How to take advantage of the Caribbean’s Underwater World
The water is an important part of life in the Caribbean, and you’re never far away from some kind of activity that involves getting your feet wet.
From diving and snorkelling, to boat trips and watersports, there’s plenty to keep you entertained in the region’s rich, warm waters. Teeming with life, you can see everything here from the smallest dot of plankton glinting red in the sunlight, to vast gentle giants dancing gracefully amid the waves.
Here are our Caribbean Experts hand-picked recommendations for taking advantage of the turquoise waters of each island…
Glass bottom boats in Barbados
Glass bottom boat trips have become almost a staple for any visitor to Barbados, and for good reason. Unlike the livelier catamaran trips, they’re uncrowded, peaceful and shared with just a handful of people. Gliding over coral-covered floors, long-sunken ship wrecks and colourful marine life, this is a great way to discover the underwater world without getting wet. Many of these small craft have snorkel gear on board and the charismatic captains are more than happy to stop if you spot a turtle or two. With such a small group on board, this means that the turtles aren’t overwhelmed and promises a respectful, calm experience for these beautiful creatures.
Dive sites and Whale Sharks in Mexico
When it comes to dive sites, Mexico has some of the best in the world. Found just off the eastern coast of the mainland, the tiny island of Isla Cozumel is home to a protected marine park offering unparalleled wall dives, vast canyons that drop hundreds of metres to the ocean floor and huge sea arches and caves which gape invitingly, providing the perfect opportunity for a swim-thru. Each of the many sites is blessed with unbelievable visibility, making these waters fantastic for both first timers and more experienced divers.
Further offshore, you can take part in what is undoubtedly one of the most enchanting experiences you can have beneath the ocean waves – a swim with the whale sharks. Vast, gentle creatures, the coast of Mexico has one of the highest seasonal populations of whale sharks in the world, found in the warm waters beyond Quintana Roo’s northernmost island between June and September. Accessible to almost everyone, you don’t need to be a diver to experience these graceful giants in the wild, and there are plenty of snorkelling options available.
Sea Cows in Cuba
Cuba is the jack-of-all-trades when it comes to water-related activities. Found at the entrance of the Gulf of Mexico, it’s wrapped by the warm waters of the Caribbean to the south and the Atlantic to the north, making it a fantastic place to experience a rich variety of sea life. Sitting on a vast continental shelf, the archipelago is surrounded by coral reefs where sharks, rays, dolphins and sea turtles can all be seen amid the colourful flashes of tropical fish, and in some areas, you may even find yourself face to face with rare manatees, more affectionately known as sea cows.
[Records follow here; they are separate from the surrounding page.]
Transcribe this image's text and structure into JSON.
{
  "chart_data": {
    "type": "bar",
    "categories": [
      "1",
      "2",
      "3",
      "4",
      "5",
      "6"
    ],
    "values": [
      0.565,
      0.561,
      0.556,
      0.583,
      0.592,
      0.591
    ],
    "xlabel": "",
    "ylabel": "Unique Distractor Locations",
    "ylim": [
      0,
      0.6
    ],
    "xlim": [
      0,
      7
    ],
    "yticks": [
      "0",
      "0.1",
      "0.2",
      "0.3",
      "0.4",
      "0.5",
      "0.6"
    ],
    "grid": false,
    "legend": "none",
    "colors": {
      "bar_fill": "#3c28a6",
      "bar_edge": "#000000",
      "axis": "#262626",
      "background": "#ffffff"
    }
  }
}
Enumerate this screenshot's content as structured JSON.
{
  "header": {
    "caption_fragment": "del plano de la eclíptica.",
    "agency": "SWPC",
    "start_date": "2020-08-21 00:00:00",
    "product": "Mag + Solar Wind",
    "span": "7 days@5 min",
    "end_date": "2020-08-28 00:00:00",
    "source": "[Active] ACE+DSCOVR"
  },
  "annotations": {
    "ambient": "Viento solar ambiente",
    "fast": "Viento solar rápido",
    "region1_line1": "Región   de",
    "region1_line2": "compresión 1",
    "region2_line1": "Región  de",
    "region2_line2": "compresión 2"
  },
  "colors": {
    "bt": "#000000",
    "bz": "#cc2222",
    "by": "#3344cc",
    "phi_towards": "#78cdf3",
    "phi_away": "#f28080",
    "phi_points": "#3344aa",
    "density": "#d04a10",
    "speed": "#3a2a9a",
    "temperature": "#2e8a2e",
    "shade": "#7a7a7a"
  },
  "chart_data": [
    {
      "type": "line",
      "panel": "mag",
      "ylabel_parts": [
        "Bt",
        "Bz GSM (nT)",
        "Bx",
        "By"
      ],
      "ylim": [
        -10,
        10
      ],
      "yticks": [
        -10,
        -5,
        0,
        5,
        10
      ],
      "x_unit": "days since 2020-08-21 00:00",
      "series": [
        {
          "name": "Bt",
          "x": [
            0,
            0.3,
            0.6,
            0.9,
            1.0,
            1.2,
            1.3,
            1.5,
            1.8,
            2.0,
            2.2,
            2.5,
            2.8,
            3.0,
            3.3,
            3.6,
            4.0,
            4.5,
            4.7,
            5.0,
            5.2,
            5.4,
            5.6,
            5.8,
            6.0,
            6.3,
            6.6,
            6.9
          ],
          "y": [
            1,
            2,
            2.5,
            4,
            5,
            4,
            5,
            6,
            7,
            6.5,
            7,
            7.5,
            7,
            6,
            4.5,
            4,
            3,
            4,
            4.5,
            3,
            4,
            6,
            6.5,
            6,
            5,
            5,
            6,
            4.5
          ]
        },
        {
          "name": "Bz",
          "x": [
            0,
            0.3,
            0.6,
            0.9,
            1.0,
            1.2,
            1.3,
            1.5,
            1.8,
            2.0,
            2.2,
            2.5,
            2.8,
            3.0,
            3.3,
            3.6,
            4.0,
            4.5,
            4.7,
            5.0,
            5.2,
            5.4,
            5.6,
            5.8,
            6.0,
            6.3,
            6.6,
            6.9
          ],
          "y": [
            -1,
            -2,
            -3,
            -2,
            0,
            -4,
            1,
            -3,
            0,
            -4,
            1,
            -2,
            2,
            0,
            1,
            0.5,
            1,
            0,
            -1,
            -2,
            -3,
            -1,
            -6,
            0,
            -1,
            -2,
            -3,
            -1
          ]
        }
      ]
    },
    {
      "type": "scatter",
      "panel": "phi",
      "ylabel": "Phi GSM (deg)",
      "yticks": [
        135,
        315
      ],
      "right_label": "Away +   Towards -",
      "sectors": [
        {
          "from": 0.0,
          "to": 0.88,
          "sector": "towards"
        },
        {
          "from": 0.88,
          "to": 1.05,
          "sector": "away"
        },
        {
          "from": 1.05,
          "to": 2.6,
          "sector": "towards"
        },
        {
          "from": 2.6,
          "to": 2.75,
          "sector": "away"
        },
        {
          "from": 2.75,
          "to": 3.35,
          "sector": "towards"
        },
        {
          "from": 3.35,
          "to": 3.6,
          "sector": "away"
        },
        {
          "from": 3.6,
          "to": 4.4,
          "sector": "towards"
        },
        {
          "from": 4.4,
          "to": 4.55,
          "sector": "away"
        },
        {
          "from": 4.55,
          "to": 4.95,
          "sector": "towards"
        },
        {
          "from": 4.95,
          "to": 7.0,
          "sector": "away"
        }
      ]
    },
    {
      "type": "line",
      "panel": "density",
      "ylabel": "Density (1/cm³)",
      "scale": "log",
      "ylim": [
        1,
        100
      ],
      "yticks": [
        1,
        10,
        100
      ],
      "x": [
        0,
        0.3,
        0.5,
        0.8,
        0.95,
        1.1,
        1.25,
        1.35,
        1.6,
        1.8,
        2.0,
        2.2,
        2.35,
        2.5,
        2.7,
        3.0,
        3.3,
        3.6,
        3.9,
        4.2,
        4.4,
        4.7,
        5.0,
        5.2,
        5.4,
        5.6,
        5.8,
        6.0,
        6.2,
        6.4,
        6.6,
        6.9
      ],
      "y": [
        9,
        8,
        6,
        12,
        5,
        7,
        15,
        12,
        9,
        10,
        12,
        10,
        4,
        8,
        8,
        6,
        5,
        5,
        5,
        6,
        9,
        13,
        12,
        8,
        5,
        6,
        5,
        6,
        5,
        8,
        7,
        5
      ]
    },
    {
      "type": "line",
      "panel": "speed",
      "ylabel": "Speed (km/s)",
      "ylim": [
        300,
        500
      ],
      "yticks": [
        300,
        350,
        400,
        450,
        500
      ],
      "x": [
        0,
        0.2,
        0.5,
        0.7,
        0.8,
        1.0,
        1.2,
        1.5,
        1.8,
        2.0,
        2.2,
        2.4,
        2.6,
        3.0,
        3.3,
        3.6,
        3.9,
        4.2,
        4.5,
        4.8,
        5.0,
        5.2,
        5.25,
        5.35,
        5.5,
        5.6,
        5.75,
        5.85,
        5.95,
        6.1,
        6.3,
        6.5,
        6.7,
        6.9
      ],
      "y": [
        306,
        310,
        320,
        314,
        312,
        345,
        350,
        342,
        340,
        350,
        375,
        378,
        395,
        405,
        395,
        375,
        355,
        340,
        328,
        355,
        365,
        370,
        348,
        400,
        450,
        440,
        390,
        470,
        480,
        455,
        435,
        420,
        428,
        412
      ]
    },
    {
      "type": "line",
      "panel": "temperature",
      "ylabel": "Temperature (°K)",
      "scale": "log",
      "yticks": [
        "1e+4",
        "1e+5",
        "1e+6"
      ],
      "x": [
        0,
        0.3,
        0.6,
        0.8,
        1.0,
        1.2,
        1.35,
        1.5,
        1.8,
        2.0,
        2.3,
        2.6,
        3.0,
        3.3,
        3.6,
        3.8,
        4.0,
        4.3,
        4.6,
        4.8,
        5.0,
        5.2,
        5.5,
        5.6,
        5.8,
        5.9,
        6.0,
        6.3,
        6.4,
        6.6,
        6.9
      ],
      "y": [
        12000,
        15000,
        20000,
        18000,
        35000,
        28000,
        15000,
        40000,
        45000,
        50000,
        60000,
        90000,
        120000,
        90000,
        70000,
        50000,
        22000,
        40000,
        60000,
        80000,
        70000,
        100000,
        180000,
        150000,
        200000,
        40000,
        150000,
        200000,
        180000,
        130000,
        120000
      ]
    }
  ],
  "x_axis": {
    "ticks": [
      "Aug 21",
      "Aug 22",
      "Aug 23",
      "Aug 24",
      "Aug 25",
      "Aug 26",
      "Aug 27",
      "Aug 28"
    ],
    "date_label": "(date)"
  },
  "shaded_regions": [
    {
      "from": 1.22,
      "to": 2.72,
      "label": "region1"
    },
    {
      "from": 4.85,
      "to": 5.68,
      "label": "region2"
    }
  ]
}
Ship wrecks and Marine Parks in Antigua
Of the more famous islands in the Caribbean, Antigua is best known for snorkelling. With pure white sands, calm clear seas and a swathe of coral surrounding the island, there are a variety of places to get out and experience the diverse marine life. If you’re a confident swimmer, you can even head out independently from the beach. Part of the Cades Ba Marine Park, Cades Reef is one of the most popular snorkelling sites in the Caribbean. Carlisle Bay East, Deep Bay’s ship wreck and Darkwood Beach are also among the island’s more popular spots, while Great Bird Island Beach is a favourite among nature lovers. Here, you’ll not only find fascinating underwater life, but ashore, you’ll discover plenty of unusual bird and reptile species.
National Parks and Starfish in Dominican Republic
If you’re looking for things to do in the Dominican Republic, a visit to Saona Island is a must. Idyllic white sands, sapphire seas and gently swaying palm trees make this the quintessential island paradise. Jumping off a catamaran at this protected nature reserve in the East National Park, you might think you’ve hopped straight into a cliché – but it’s a good cliché to be in. For ocean lovers, it’s the stop on the way back to the mainland that makes this trip a highlight, finding yourself waist-deep in what’s simply known as the ‘natural pool’ – a bright, shallow natural pool in the ocean filled with large intricate starfish.
Watersports and Windsurfing in St Lucia
While the captivating marine life and fascinating geological structures of the seafloor can keep you entertained for hours, it’s not just the world beneath the water that this part of the world is famous for, but the activities you can enjoy on its surface. One of the best destinations for water sports in the Caribbean has to be St Lucia where resorts such as St James's Club Morgan Bay Saint Lucia offer a huge range of both motorised and non-motorised watersports. Here, you can take a kayak out to Coco Beach, watch the pros in action at the annual Antigua Winter Windsurfing Competition before trying out the sport for yourself, and sail out around the island to the best swimming and snorkelling spots.